The collection is organized by allotrope: distinct arrangements of the same atom that produce diamonds, pencil leads, soccer-ball molecules, atom-thick sheets, and impossibly slender tubes. Begin at any exhibit. The hall does not close.
A lattice that refuses to bend.
屈しない格子
In diamond, each carbon atom binds to four others in a perfect tetrahedron. The bonds are short, equal, and uncompromisingly directional — the resulting three-dimensional network leaves no room for compression, no slip plane for shear. Hardness is not a feeling; it is geometry made rigid.
- Bonding
- sp³ tetrahedral, σ only
- Density
- 3.515 g · cm⁻³
- Mohs hardness
- 10.0 (reference)
- Refractive index
- 2.418 at 589 nm
- Thermal cond.
- 2200 W · m⁻¹ · K⁻¹
Layers that prefer to slide.
滑りたがる層
Graphite is carbon arranged into hexagonal sheets — strong rings of three-bonded atoms — that stack in parallel and hold one another loosely. The rigidity of the sheet and the gentleness between sheets together produce a material that conducts, lubricates, and writes on paper.

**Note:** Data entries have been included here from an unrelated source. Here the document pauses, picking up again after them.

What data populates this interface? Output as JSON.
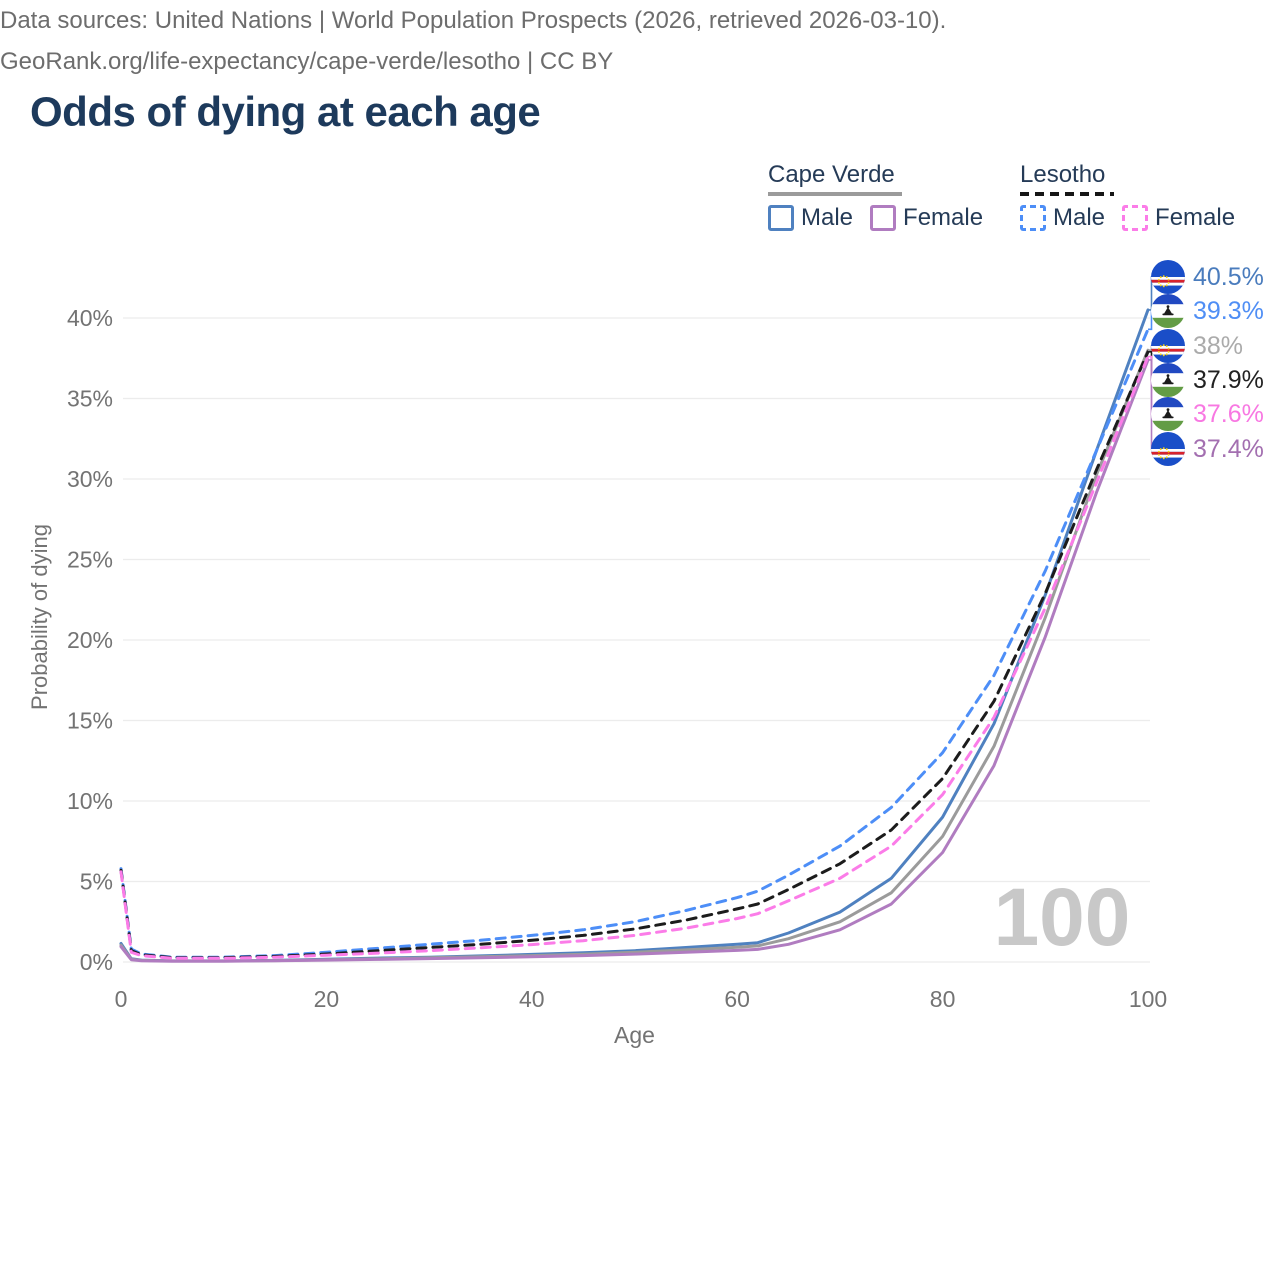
{
  "title": "Odds of dying at each age",
  "legend": {
    "groups": [
      {
        "country": "Cape Verde",
        "line_style": "solid",
        "underline_color": "#9b9b9b",
        "items": [
          {
            "label": "Male",
            "color": "#4f81c0",
            "dashed": false
          },
          {
            "label": "Female",
            "color": "#b07cc0",
            "dashed": false
          }
        ]
      },
      {
        "country": "Lesotho",
        "line_style": "dashed",
        "underline_color": "#161616",
        "items": [
          {
            "label": "Male",
            "color": "#4d8ef7",
            "dashed": true
          },
          {
            "label": "Female",
            "color": "#fb7ce8",
            "dashed": true
          }
        ]
      }
    ]
  },
  "colors": {
    "title_text": "#1d3a5c",
    "legend_text": "#253b57",
    "axis_text": "#737373",
    "gridline": "#ececec",
    "watermark": "#c8c8c8",
    "footer_text": "#6d6d6d",
    "flags": {
      "cape_verde": {
        "blue": "#1a4ec8",
        "red": "#d8222c",
        "white": "#ffffff",
        "yellow": "#f7d116"
      },
      "lesotho": {
        "blue": "#2149c1",
        "white": "#ffffff",
        "green": "#639c45",
        "black": "#1c1c1c"
      }
    }
  },
  "chart_data": {
    "type": "line",
    "title": "Odds of dying at each age",
    "xlabel": "Age",
    "ylabel": "Probability of dying",
    "xlim": [
      0,
      100
    ],
    "ylim": [
      0,
      42
    ],
    "x_ticks": [
      0,
      20,
      40,
      60,
      80,
      100
    ],
    "y_ticks_percent": [
      0,
      5,
      10,
      15,
      20,
      25,
      30,
      35,
      40
    ],
    "grid": "horizontal-only",
    "legend_position": "top-right",
    "watermark": "100",
    "x": [
      0,
      1,
      2,
      5,
      10,
      15,
      20,
      25,
      30,
      35,
      40,
      45,
      50,
      55,
      60,
      62,
      65,
      70,
      75,
      80,
      85,
      90,
      95,
      100
    ],
    "series": [
      {
        "key": "cape-verde-male",
        "name": "Cape Verde Male",
        "color": "#4f81c0",
        "dashed": false,
        "values": [
          1.15,
          0.2,
          0.12,
          0.07,
          0.07,
          0.1,
          0.17,
          0.24,
          0.3,
          0.38,
          0.47,
          0.57,
          0.7,
          0.9,
          1.1,
          1.2,
          1.8,
          3.1,
          5.2,
          9.0,
          14.8,
          22.8,
          31.8,
          40.5
        ]
      },
      {
        "key": "cape-verde-all",
        "name": "Cape Verde (all)",
        "color": "#9b9b9b",
        "dashed": false,
        "values": [
          1.05,
          0.17,
          0.1,
          0.06,
          0.06,
          0.09,
          0.14,
          0.2,
          0.26,
          0.32,
          0.4,
          0.48,
          0.6,
          0.75,
          0.92,
          1.0,
          1.45,
          2.5,
          4.3,
          7.8,
          13.4,
          21.4,
          30.3,
          38.0
        ]
      },
      {
        "key": "cape-verde-female",
        "name": "Cape Verde Female",
        "color": "#b07cc0",
        "dashed": false,
        "values": [
          0.95,
          0.14,
          0.08,
          0.05,
          0.05,
          0.08,
          0.12,
          0.16,
          0.21,
          0.26,
          0.33,
          0.4,
          0.49,
          0.6,
          0.72,
          0.78,
          1.1,
          2.0,
          3.6,
          6.8,
          12.2,
          20.2,
          29.2,
          37.4
        ]
      },
      {
        "key": "lesotho-male",
        "name": "Lesotho Male",
        "color": "#4d8ef7",
        "dashed": true,
        "values": [
          5.8,
          0.8,
          0.5,
          0.3,
          0.3,
          0.4,
          0.6,
          0.85,
          1.1,
          1.35,
          1.65,
          2.0,
          2.5,
          3.2,
          4.0,
          4.4,
          5.4,
          7.2,
          9.6,
          13.0,
          17.8,
          24.3,
          31.8,
          39.3
        ]
      },
      {
        "key": "lesotho-all",
        "name": "Lesotho (all)",
        "color": "#1c1c1c",
        "dashed": true,
        "values": [
          5.7,
          0.7,
          0.45,
          0.27,
          0.27,
          0.35,
          0.5,
          0.7,
          0.9,
          1.1,
          1.35,
          1.65,
          2.05,
          2.6,
          3.3,
          3.6,
          4.5,
          6.1,
          8.2,
          11.4,
          16.2,
          22.9,
          30.6,
          37.9
        ]
      },
      {
        "key": "lesotho-female",
        "name": "Lesotho Female",
        "color": "#fb7ce8",
        "dashed": true,
        "values": [
          5.6,
          0.6,
          0.4,
          0.23,
          0.23,
          0.3,
          0.42,
          0.55,
          0.7,
          0.88,
          1.08,
          1.32,
          1.65,
          2.1,
          2.7,
          3.0,
          3.8,
          5.2,
          7.2,
          10.4,
          15.2,
          22.0,
          29.8,
          37.6
        ]
      }
    ],
    "end_labels": [
      {
        "series": "cape-verde-male",
        "flag": "cape-verde",
        "value": "40.5%",
        "color": "#4a7cbd"
      },
      {
        "series": "lesotho-male",
        "flag": "lesotho",
        "value": "39.3%",
        "color": "#4f8ef5"
      },
      {
        "series": "cape-verde-all",
        "flag": "cape-verde",
        "value": "38%",
        "color": "#ababab"
      },
      {
        "series": "lesotho-all",
        "flag": "lesotho",
        "value": "37.9%",
        "color": "#222222"
      },
      {
        "series": "lesotho-female",
        "flag": "lesotho",
        "value": "37.6%",
        "color": "#f878e2"
      },
      {
        "series": "cape-verde-female",
        "flag": "cape-verde",
        "value": "37.4%",
        "color": "#a36fb0"
      }
    ]
  },
  "footer": {
    "line1": "Data sources: United Nations | World Population Prospects (2026, retrieved 2026-03-10).",
    "line2": "GeoRank.org/life-expectancy/cape-verde/lesotho | CC BY"
  }
}
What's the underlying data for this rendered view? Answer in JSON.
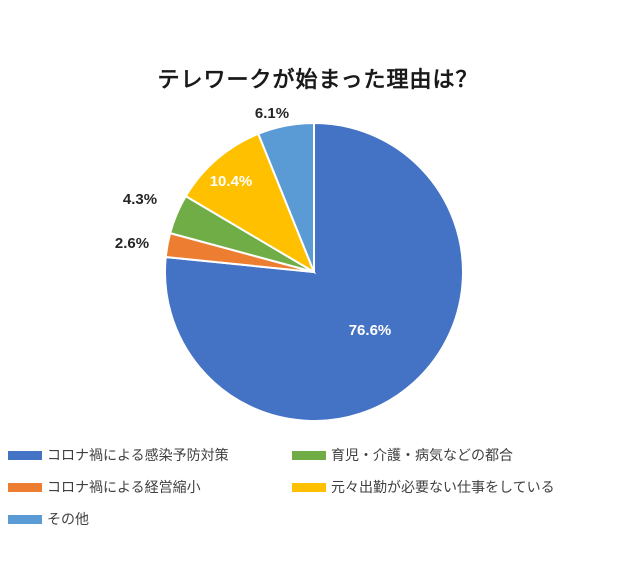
{
  "chart_data": {
    "type": "pie",
    "title": "テレワークが始まった理由は？",
    "categories": [
      "コロナ禍による感染予防対策",
      "コロナ禍による経営縮小",
      "育児・介護・病気などの都合",
      "元々出勤が必要ない仕事をしている",
      "その他"
    ],
    "values": [
      76.6,
      2.6,
      4.3,
      10.4,
      6.1
    ],
    "value_labels": [
      "76.6%",
      "2.6%",
      "4.3%",
      "10.4%",
      "6.1%"
    ],
    "colors": [
      "#4472C4",
      "#ED7D31",
      "#70AD47",
      "#FFC000",
      "#5B9BD5"
    ],
    "start_angle": "12 o'clock",
    "direction": "clockwise",
    "legend_position": "bottom"
  }
}
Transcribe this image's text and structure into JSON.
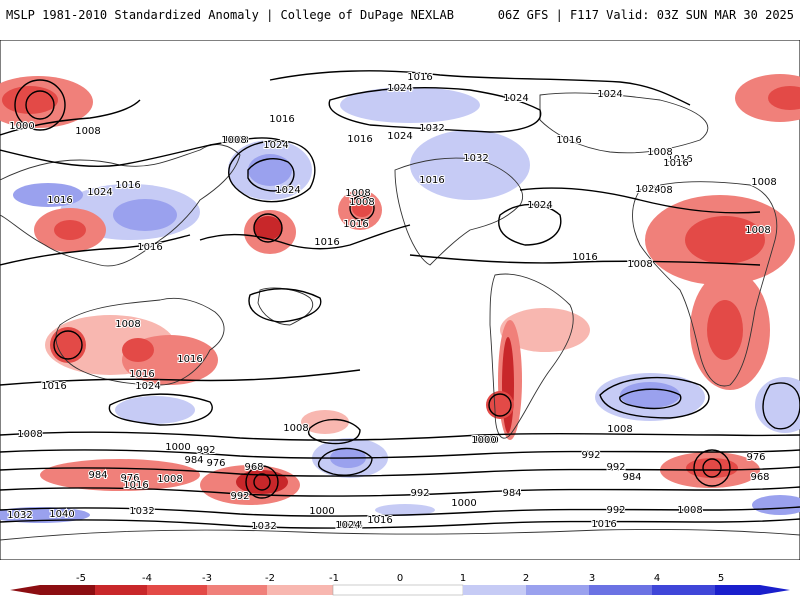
{
  "header": {
    "left_title": "MSLP 1981-2010 Standardized Anomaly | College of DuPage NEXLAB",
    "right_title": "06Z GFS | F117 Valid: 03Z SUN MAR 30 2025"
  },
  "colors": {
    "neg5": "#8c0e12",
    "neg4": "#c8272a",
    "neg3": "#e34a47",
    "neg2": "#f0807a",
    "neg1": "#f8b7b0",
    "pos1": "#c6cbf5",
    "pos2": "#9aa1ee",
    "pos3": "#6b72e3",
    "pos4": "#3f46d8",
    "pos5": "#1a1fcc"
  },
  "colorbar": {
    "ticks": [
      "-5",
      "-4",
      "-3",
      "-2",
      "-1",
      "0",
      "1",
      "2",
      "3",
      "4",
      "5"
    ]
  },
  "isobar_labels": [
    "1016",
    "1024",
    "1024",
    "1024",
    "1000",
    "1008",
    "1008",
    "1024",
    "1016",
    "1032",
    "1016",
    "1024",
    "1032",
    "1016",
    "1016",
    "1024",
    "1016",
    "1008",
    "1024",
    "1008",
    "1016",
    "1008",
    "1024",
    "1016",
    "1016",
    "1008",
    "1008",
    "1016",
    "1008",
    "1008",
    "1016",
    "1016",
    "1024",
    "1016",
    "1008",
    "1008",
    "1016",
    "1016",
    "1016",
    "1024",
    "1008",
    "1000",
    "1008",
    "1000",
    "992",
    "984",
    "976",
    "984",
    "976",
    "1016",
    "1008",
    "968",
    "992",
    "1000",
    "984",
    "992",
    "1008",
    "992",
    "984",
    "1000",
    "976",
    "968",
    "984",
    "992",
    "1008",
    "992",
    "1024",
    "1032",
    "1040",
    "1032",
    "1032",
    "1024",
    "1016",
    "1016",
    "1000"
  ]
}
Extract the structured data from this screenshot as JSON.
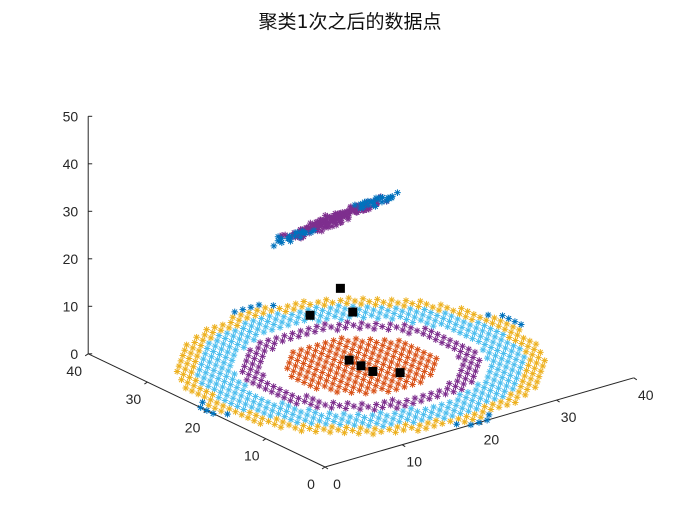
{
  "chart_data": {
    "type": "scatter3d",
    "title": "聚类1次之后的数据点",
    "xlabel": "",
    "ylabel": "",
    "zlabel": "",
    "xlim": [
      0,
      40
    ],
    "ylim": [
      0,
      40
    ],
    "zlim": [
      0,
      50
    ],
    "xticks": [
      "0",
      "10",
      "20",
      "30",
      "40"
    ],
    "yticks": [
      "0",
      "10",
      "20",
      "30",
      "40"
    ],
    "zticks": [
      "0",
      "10",
      "20",
      "30",
      "40",
      "50"
    ],
    "grid": false,
    "legend": "none",
    "marker": "*",
    "series": [
      {
        "color": "#D95319",
        "description": "central disk",
        "shape": "disk",
        "center": [
          20,
          20
        ],
        "radius": 8,
        "z": 0
      },
      {
        "color": "#7E2F8E",
        "description": "inner ring",
        "shape": "ring",
        "center": [
          20,
          20
        ],
        "r_inner": 10,
        "r_outer": 12.5,
        "z": 0
      },
      {
        "color": "#4DBEEE",
        "description": "outer ring",
        "shape": "ring",
        "center": [
          20,
          20
        ],
        "r_inner": 13,
        "r_outer": 17,
        "z": 0
      },
      {
        "color": "#EDB120",
        "description": "edge band",
        "shape": "ring",
        "center": [
          20,
          20
        ],
        "r_inner": 17,
        "r_outer": 19,
        "z": 0
      },
      {
        "color": "#0072BD",
        "description": "square corners",
        "shape": "square_corners",
        "xrange": [
          0,
          40
        ],
        "yrange": [
          0,
          40
        ],
        "min_radius": 19,
        "z": 0
      },
      {
        "color": "#7E2F8E",
        "description": "elevated strip",
        "shape": "strip",
        "start": [
          24,
          22,
          32
        ],
        "end": [
          26,
          40,
          12
        ],
        "width": 4
      },
      {
        "color": "#0072BD",
        "description": "strip ends",
        "shape": "strip_ends",
        "start": [
          24,
          22,
          32
        ],
        "end": [
          26,
          40,
          12
        ],
        "width": 4
      }
    ],
    "centers": {
      "color": "#000000",
      "marker": "square",
      "points": [
        [
          22,
          16,
          0
        ],
        [
          20,
          18,
          0
        ],
        [
          20,
          20,
          0
        ],
        [
          20,
          22,
          0
        ],
        [
          22,
          24,
          8
        ],
        [
          18,
          26,
          8
        ],
        [
          25,
          30,
          8
        ]
      ]
    }
  }
}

Each sheet is, in itself, a piece of graphene. Graphite is therefore an exhibit of cooperation: countless single layers behaving as one specimen.
- Bonding
- sp², in-plane σ + delocalised π
- Interlayer spacing
- 3.354 Å
- Density
- 2.267 g · cm⁻³
- Mohs hardness
- 1.0 — 2.0
- In-plane cond.
- ≈ 4 × 10⁵ S · m⁻¹
A cage made of corners.
角でできた籠
In 1985, three chemists vaporising graphite found a stable, closed sphere of sixty carbon atoms — the same geometry as a football. They named it after the architect of the geodesic dome. Each pentagon enforces curvature; each hexagon stabilises the surface. The result is a hollow cage that sits cleanly inside a single molecule.
- Formula
- C₆₀ (truncated icosahedron)
- Faces
- 12 pentagons · 20 hexagons
- Cage diameter
- ≈ 7.1 Å
- Molar mass
- 720.66 g · mol⁻¹
- Discovered
- 1985 · Kroto, Curl, Smalley
A single sheet, one atom thick.
原子一層の薄板
Pull one layer from a stack of graphite and you isolate a two-dimensional crystal: hexagons of carbon extending without interruption. Electrons traverse it as if they had no mass; the sheet bears more tensile load than steel for its weight. The exhibit is therefore a study in flatness — the thinnest material that still feels like a material.
- Thickness
- ≈ 0.34 nm (one atom)
- Tensile strength
- 130 GPa
- Young's modulus
- 1.0 TPa
- Electron mobility
- ≈ 2 × 10⁵ cm² · V⁻¹ · s⁻¹
- First isolated
- 2004 · Geim, Novoselov
A sheet rolled until it closes.
巻かれて閉じる薄板
Take a sheet of graphene and roll it into a tube; the way you roll it — the chiral angle — decides whether the tube conducts as a metal or behaves as a semiconductor. The exhibit therefore presents one geometry that, with a small twist, reads as two materials. The same atoms, organised differently, do different work.
- Diameter
- 0.4 — 50 nm typical
- Length
- up to 0.5 m demonstrated
- Tensile strength
- ≈ 100 GPa
- Density
- 1.3 — 1.4 g · cm⁻³
- Conduction
- metallic or semiconducting · by chirality
The hall remains open.
館は開いたまま
Carbon is a small atom. It has only six electrons, four of them available for bonding. From this modest specification arrives diamond, graphite, fullerene, graphene, nanotube — and the chemistry of every living thing. The exhibits in this hall show only the inorganic geometry; the organic galleries occupy a building of their own.
The visitor is welcome to return. The lights will be on.